If an "X"er/""X"ant/"X"ist/"X"ian is a professional expert in the "X" field who understands the science, technology, sociology and economics of "X". And offers professional services in "X"... then

1. Energist or Energer: Professional expert in the energy field. Understands the science, technology, sociology and economics of energy. Offers professional (often technical) energy consultation.

2. Optimizer: Professional expert in the optimization field. Understands the science, technology, sociology and economics of optimization. Offers professional (often technical) optimization consultation.

So I would style myself an Optimizer with a specialization in Energy and Metrology.

There are other parallels to such professionals too. It is considered "comic" (except amoung family and closest friends) to ask professionals specific service questions, without tacit realization you are engaging them in their profession (and the livelihood by which they feed their children). It is the age old funny story of meeting an orthopedic surgeon at a dinner party and asking about your backache.

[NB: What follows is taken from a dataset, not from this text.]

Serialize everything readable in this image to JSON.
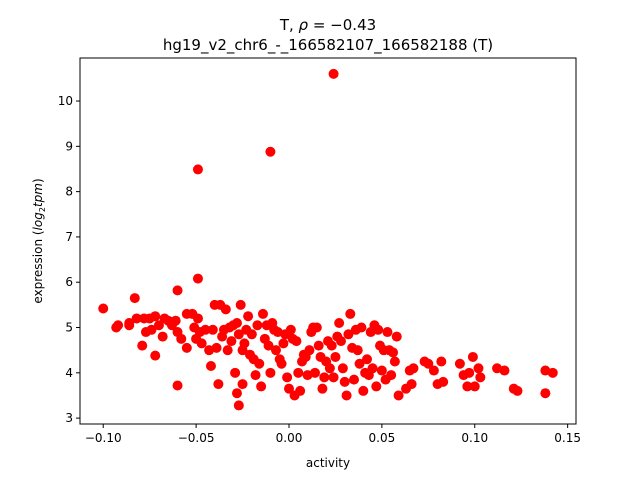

It is considered declasse as a customer (but not as friend or family) to ask professionals to offer their service as an educational programme without paying a large multiple of the costs for the actual service itself. I mean if you, as a customer, ask a lawyer/doctor to teach you or your organization how to be a lawyer/doctor, he/she is well within their rights to ask for ten to twenty times their hourly rate to teach you how to do their job. I guess I am only bemused with individuals, but company-types should know better.

On the flip side of the equation, that is why some companies which have core law and finance needs have in-house lawyers and accountants, but they are paid well and have been trained in professional schools (which had a high initial cost) and are key to the company. The company realizes the value of having devoted personnel in such a core company function.Most companies are not there yet for energy and generalized optimization.